Monday, 3 June 2013

Starvation

One thing I'm really not very interested in is food. I  barely register the pictures of food on Facebook, and  when I saw the Tudor Feast coming up on tv I hesitated with my finger on the record button. Then common sense clicked in. The programme was to be modern chefs cooking medieval food in the same way as medieval cooks would have done. Apart from the fact that I bet they didn't, watching people handle food revolts me at the best of times, so I took my finger off the button.
Hygiene in those far off days doesn't bear thinking about, particularly when food and eating are involved. Some of the medical concoctions include bat excrement and the like, so if that's what they think will cure you of an ailment, Heaven knows what they cook normally.

On the other hand, people's immune systems were probably vastly superior to ours.

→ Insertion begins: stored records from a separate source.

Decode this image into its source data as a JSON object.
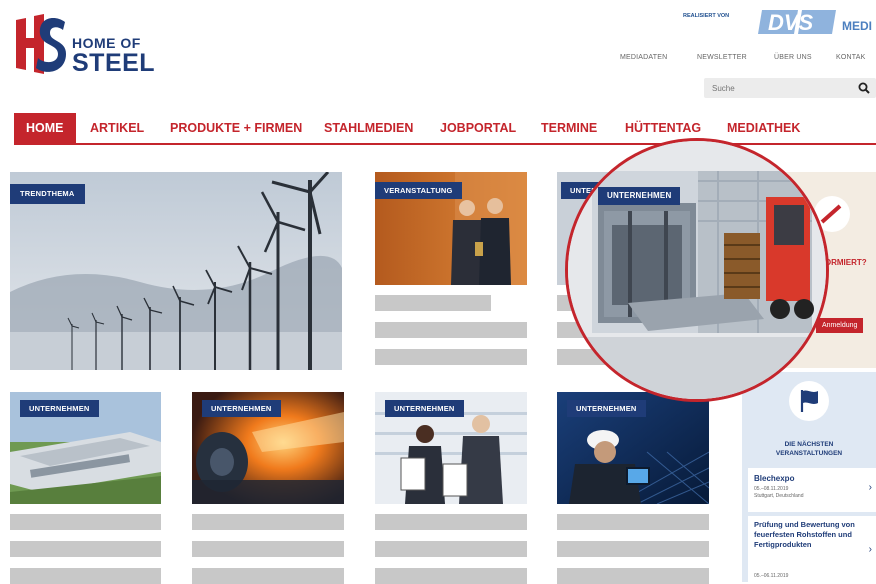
{
  "logo": {
    "line1": "HOME OF",
    "line2": "STEEL"
  },
  "partner": {
    "realisiert_label": "REALISIERT VON",
    "brand": "DVS",
    "brand_suffix": "MEDI"
  },
  "topnav": {
    "items": [
      "MEDIADATEN",
      "NEWSLETTER",
      "ÜBER UNS",
      "KONTAK"
    ]
  },
  "search": {
    "placeholder": "Suche"
  },
  "nav": {
    "items": [
      "HOME",
      "ARTIKEL",
      "PRODUKTE + FIRMEN",
      "STAHLMEDIEN",
      "JOBPORTAL",
      "TERMINE",
      "HÜTTENTAG",
      "MEDIATHEK"
    ]
  },
  "cards": {
    "c1": {
      "badge": "TRENDTHEMA"
    },
    "c2": {
      "badge": "VERANSTALTUNG"
    },
    "c3": {
      "badge": "UNTERNEHMEN"
    },
    "c4": {
      "badge": "UNTERNEHMEN"
    },
    "c5": {
      "badge": "UNTERNEHMEN"
    },
    "c6": {
      "badge": "UNTERNEHMEN"
    },
    "c7": {
      "badge": "UNTERNEHMEN"
    }
  },
  "magnifier": {
    "badge": "UNTERNEHMEN"
  },
  "promo": {
    "headline": "FORMIERT?",
    "button": "Anmeldung"
  },
  "events": {
    "heading_line1": "DIE NÄCHSTEN",
    "heading_line2": "VERANSTALTUNGEN",
    "items": [
      {
        "title": "Blechexpo",
        "meta": "05.–08.11.2019",
        "place": "Stuttgart, Deutschland"
      },
      {
        "title": "Prüfung und Bewertung von feuerfesten Rohstoffen und Fertigprodukten",
        "meta": "05.–06.11.2019",
        "place": ""
      }
    ]
  },
  "colors": {
    "brand_red": "#c4252c",
    "brand_blue": "#1f3c78",
    "placeholder_gray": "#c8c8c8"
  }
}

They would need to be, for starvation was common in medieval times. If a man's crops failed, what did the family eat? They couldn't rush off to the  supermarket, didn't have the cash to buy even if said supermarket existed. Poaching was forbidden and in some cases punishable by death. Your neighbours were likely as badly off as yourself. A man might walk many miles to find work, return with food and find his family dead of starvation.  In such conditions, the temptation to eat absolutely anything must have been horrifying.

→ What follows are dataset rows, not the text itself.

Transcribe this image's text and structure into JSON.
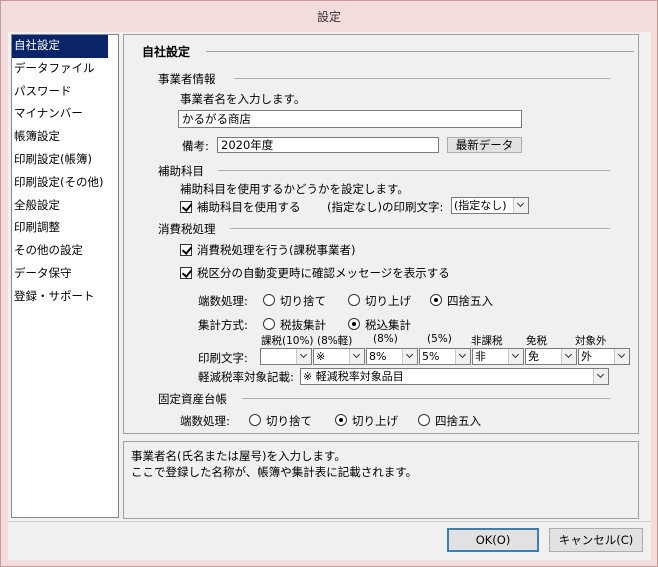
{
  "window": {
    "title": "設定"
  },
  "sidebar": {
    "items": [
      {
        "label": "自社設定",
        "selected": true
      },
      {
        "label": "データファイル"
      },
      {
        "label": "パスワード"
      },
      {
        "label": "マイナンバー"
      },
      {
        "label": "帳簿設定"
      },
      {
        "label": "印刷設定(帳簿)"
      },
      {
        "label": "印刷設定(その他)"
      },
      {
        "label": "全般設定"
      },
      {
        "label": "印刷調整"
      },
      {
        "label": "その他の設定"
      },
      {
        "label": "データ保守"
      },
      {
        "label": "登録・サポート"
      }
    ]
  },
  "panel": {
    "title": "自社設定",
    "business": {
      "header": "事業者情報",
      "instruction": "事業者名を入力します。",
      "name_value": "かるがる商店",
      "memo_label": "備考:",
      "memo_value": "2020年度",
      "latest_button": "最新データ"
    },
    "subject": {
      "header": "補助科目",
      "instruction": "補助科目を使用するかどうかを設定します。",
      "use_label": "補助科目を使用する",
      "print_label": "(指定なし)の印刷文字:",
      "print_value": "(指定なし)"
    },
    "tax": {
      "header": "消費税処理",
      "process_label": "消費税処理を行う(課税事業者)",
      "confirm_label": "税区分の自動変更時に確認メッセージを表示する",
      "rounding_label": "端数処理:",
      "rounding_options": [
        "切り捨て",
        "切り上げ",
        "四捨五入"
      ],
      "aggregate_label": "集計方式:",
      "aggregate_options": [
        "税抜集計",
        "税込集計"
      ],
      "columns": [
        "課税(10%)",
        "(8%軽)",
        "(8%)",
        "(5%)",
        "非課税",
        "免税",
        "対象外"
      ],
      "print_chars_label": "印刷文字:",
      "print_chars": [
        "",
        "※",
        "8%",
        "5%",
        "非",
        "免",
        "外"
      ],
      "reduced_label": "軽減税率対象記載:",
      "reduced_value": "※ 軽減税率対象品目"
    },
    "fixed_assets": {
      "header": "固定資産台帳",
      "rounding_label": "端数処理:",
      "rounding_options": [
        "切り捨て",
        "切り上げ",
        "四捨五入"
      ]
    }
  },
  "description": {
    "line1": "事業者名(氏名または屋号)を入力します。",
    "line2": "ここで登録した名称が、帳簿や集計表に記載されます。"
  },
  "footer": {
    "ok_label": "OK(O)",
    "cancel_label": "キャンセル(C)"
  }
}
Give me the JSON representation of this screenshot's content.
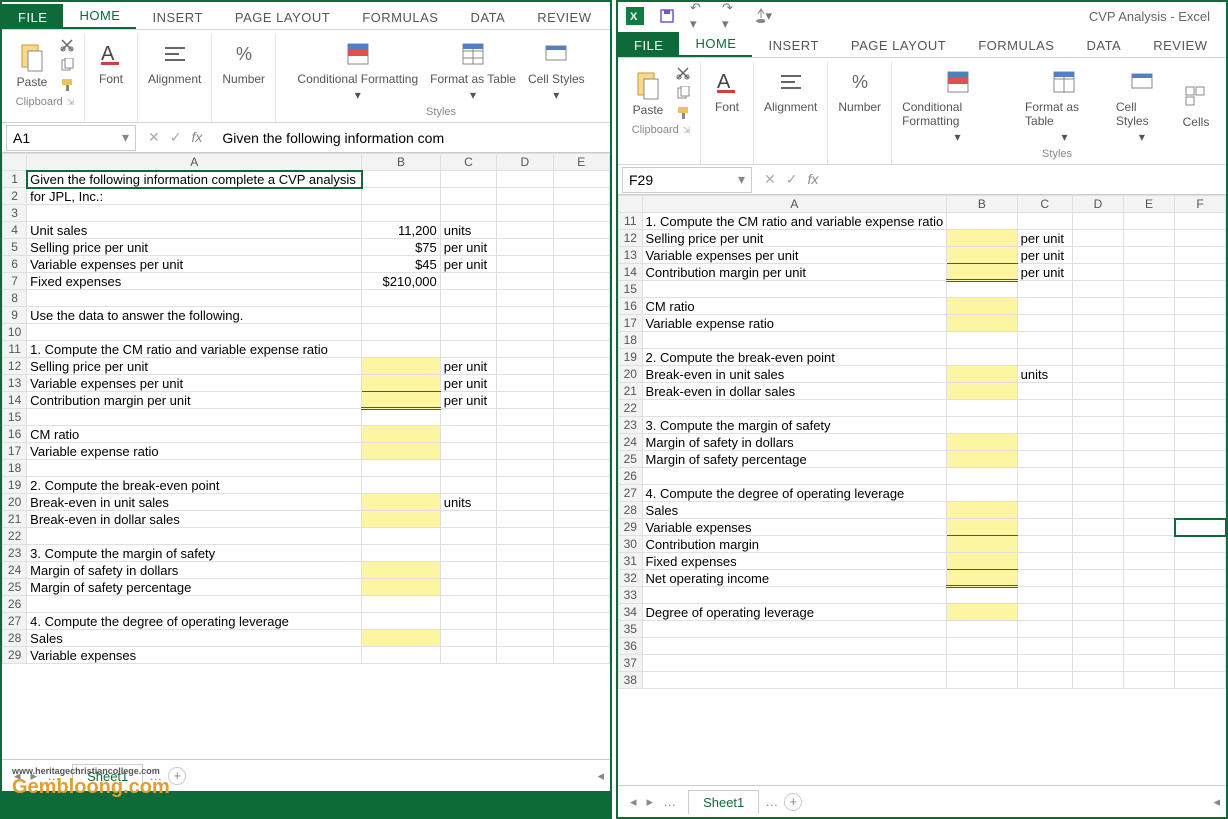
{
  "left": {
    "tabs": {
      "file": "FILE",
      "home": "HOME",
      "insert": "INSERT",
      "pageLayout": "PAGE LAYOUT",
      "formulas": "FORMULAS",
      "data": "DATA",
      "review": "REVIEW"
    },
    "ribbon": {
      "clipboard": "Clipboard",
      "paste": "Paste",
      "font": "Font",
      "alignment": "Alignment",
      "number": "Number",
      "styles": "Styles",
      "cond": "Conditional Formatting",
      "fmtTable": "Format as Table",
      "cellStyles": "Cell Styles"
    },
    "nameBox": "A1",
    "formula": "Given the following information com",
    "colHeaders": [
      "A",
      "B",
      "C",
      "D",
      "E"
    ],
    "rows": [
      {
        "n": 1,
        "a": "Given the following information complete a CVP analysis",
        "sel": true
      },
      {
        "n": 2,
        "a": "for JPL, Inc.:"
      },
      {
        "n": 3,
        "a": ""
      },
      {
        "n": 4,
        "a": "Unit sales",
        "b": "11,200",
        "c": "units"
      },
      {
        "n": 5,
        "a": "Selling price per unit",
        "b": "$75",
        "c": "per unit"
      },
      {
        "n": 6,
        "a": "Variable expenses per unit",
        "b": "$45",
        "c": "per unit"
      },
      {
        "n": 7,
        "a": "Fixed expenses",
        "b": "$210,000"
      },
      {
        "n": 8,
        "a": ""
      },
      {
        "n": 9,
        "a": "Use the data to answer the following."
      },
      {
        "n": 10,
        "a": ""
      },
      {
        "n": 11,
        "a": "1. Compute the CM ratio and variable expense ratio"
      },
      {
        "n": 12,
        "a": "Selling price per unit",
        "by": true,
        "c": "per unit"
      },
      {
        "n": 13,
        "a": "Variable expenses per unit",
        "by": true,
        "bu": true,
        "c": "per unit"
      },
      {
        "n": 14,
        "a": "Contribution margin per unit",
        "by": true,
        "bd": true,
        "c": "per unit"
      },
      {
        "n": 15,
        "a": ""
      },
      {
        "n": 16,
        "a": "CM ratio",
        "by": true
      },
      {
        "n": 17,
        "a": "Variable expense ratio",
        "by": true
      },
      {
        "n": 18,
        "a": ""
      },
      {
        "n": 19,
        "a": "2. Compute the break-even point"
      },
      {
        "n": 20,
        "a": "Break-even in unit sales",
        "by": true,
        "c": "units"
      },
      {
        "n": 21,
        "a": "Break-even in dollar sales",
        "by": true
      },
      {
        "n": 22,
        "a": ""
      },
      {
        "n": 23,
        "a": "3. Compute the margin of safety"
      },
      {
        "n": 24,
        "a": "Margin of safety in dollars",
        "by": true
      },
      {
        "n": 25,
        "a": "Margin of safety percentage",
        "by": true
      },
      {
        "n": 26,
        "a": ""
      },
      {
        "n": 27,
        "a": "4. Compute the degree of operating leverage"
      },
      {
        "n": 28,
        "a": "Sales",
        "by": true
      },
      {
        "n": 29,
        "a": "Variable expenses"
      }
    ],
    "sheet": "Sheet1"
  },
  "right": {
    "title": "CVP Analysis - Excel",
    "tabs": {
      "file": "FILE",
      "home": "HOME",
      "insert": "INSERT",
      "pageLayout": "PAGE LAYOUT",
      "formulas": "FORMULAS",
      "data": "DATA",
      "review": "REVIEW"
    },
    "ribbon": {
      "clipboard": "Clipboard",
      "paste": "Paste",
      "font": "Font",
      "alignment": "Alignment",
      "number": "Number",
      "styles": "Styles",
      "cond": "Conditional Formatting",
      "fmtTable": "Format as Table",
      "cellStyles": "Cell Styles",
      "cells": "Cells"
    },
    "nameBox": "F29",
    "formula": "",
    "colHeaders": [
      "A",
      "B",
      "C",
      "D",
      "E"
    ],
    "rows": [
      {
        "n": 11,
        "a": "1. Compute the CM ratio and variable expense ratio"
      },
      {
        "n": 12,
        "a": "Selling price per unit",
        "by": true,
        "c": "per unit"
      },
      {
        "n": 13,
        "a": "Variable expenses per unit",
        "by": true,
        "bu": true,
        "c": "per unit"
      },
      {
        "n": 14,
        "a": "Contribution margin per unit",
        "by": true,
        "bd": true,
        "c": "per unit"
      },
      {
        "n": 15,
        "a": ""
      },
      {
        "n": 16,
        "a": "CM ratio",
        "by": true
      },
      {
        "n": 17,
        "a": "Variable expense ratio",
        "by": true
      },
      {
        "n": 18,
        "a": ""
      },
      {
        "n": 19,
        "a": "2. Compute the break-even point"
      },
      {
        "n": 20,
        "a": "Break-even in unit sales",
        "by": true,
        "c": "units"
      },
      {
        "n": 21,
        "a": "Break-even in dollar sales",
        "by": true
      },
      {
        "n": 22,
        "a": ""
      },
      {
        "n": 23,
        "a": "3. Compute the margin of safety"
      },
      {
        "n": 24,
        "a": "Margin of safety in dollars",
        "by": true
      },
      {
        "n": 25,
        "a": "Margin of safety percentage",
        "by": true
      },
      {
        "n": 26,
        "a": ""
      },
      {
        "n": 27,
        "a": "4. Compute the degree of operating leverage"
      },
      {
        "n": 28,
        "a": "Sales",
        "by": true
      },
      {
        "n": 29,
        "a": "Variable expenses",
        "by": true,
        "bu": true,
        "selF": true
      },
      {
        "n": 30,
        "a": "Contribution margin",
        "by": true
      },
      {
        "n": 31,
        "a": "Fixed expenses",
        "by": true,
        "bu": true
      },
      {
        "n": 32,
        "a": "Net operating income",
        "by": true,
        "bd": true
      },
      {
        "n": 33,
        "a": ""
      },
      {
        "n": 34,
        "a": "Degree of operating leverage",
        "by": true
      },
      {
        "n": 35,
        "a": ""
      },
      {
        "n": 36,
        "a": ""
      },
      {
        "n": 37,
        "a": ""
      },
      {
        "n": 38,
        "a": ""
      }
    ],
    "sheet": "Sheet1"
  },
  "watermark": "Gembloong.com",
  "sourceUrl": "www.heritagechristiancollege.com"
}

The lowest ranks of society in medieval days were no better than slaves, bought and sold with the land, and starvation was common. Religious houses, and the homes of the rich, presented kitchen scraps at the back gate for the starving poor. Once Henry VIII got rid of the monasteries, those who had once lived within the protection of the religious orders were turned loose on the roads as beggars. Enclosures took away common land, and added to the problems of the lower classes. The odd thing is that these things have never been regarded in the same light as the potato famine in Ireland, the clearances in Scotland or the African slave trade and I wonder why. Perhaps it was because they took place in a time when a social conscience was a luxury few could afford. Perhaps it is because we had no one to blame but ourselves.



2 comments:

Margaret Chrisawn said...

I had to address the issue of food since a little more than half of my manuscript dealt with campaigning, where food was an issue. A bit different, I think, than medieval or renaissance dining halls, although when those are done properly and based on real scholarship, they are a real treat. Perhaps a few bits and pieces of Matho grabbing a snack from time to time wouldn't go amiss?

Jen Black said...

Maggie! You made it! Hurrah!

You'll be happy to hear that Matho indulges in a) meat pies, gets to taste the Earl of Angus's roast beef, and enjoys a syllabub with Meg. All suitably checked and Tudorish.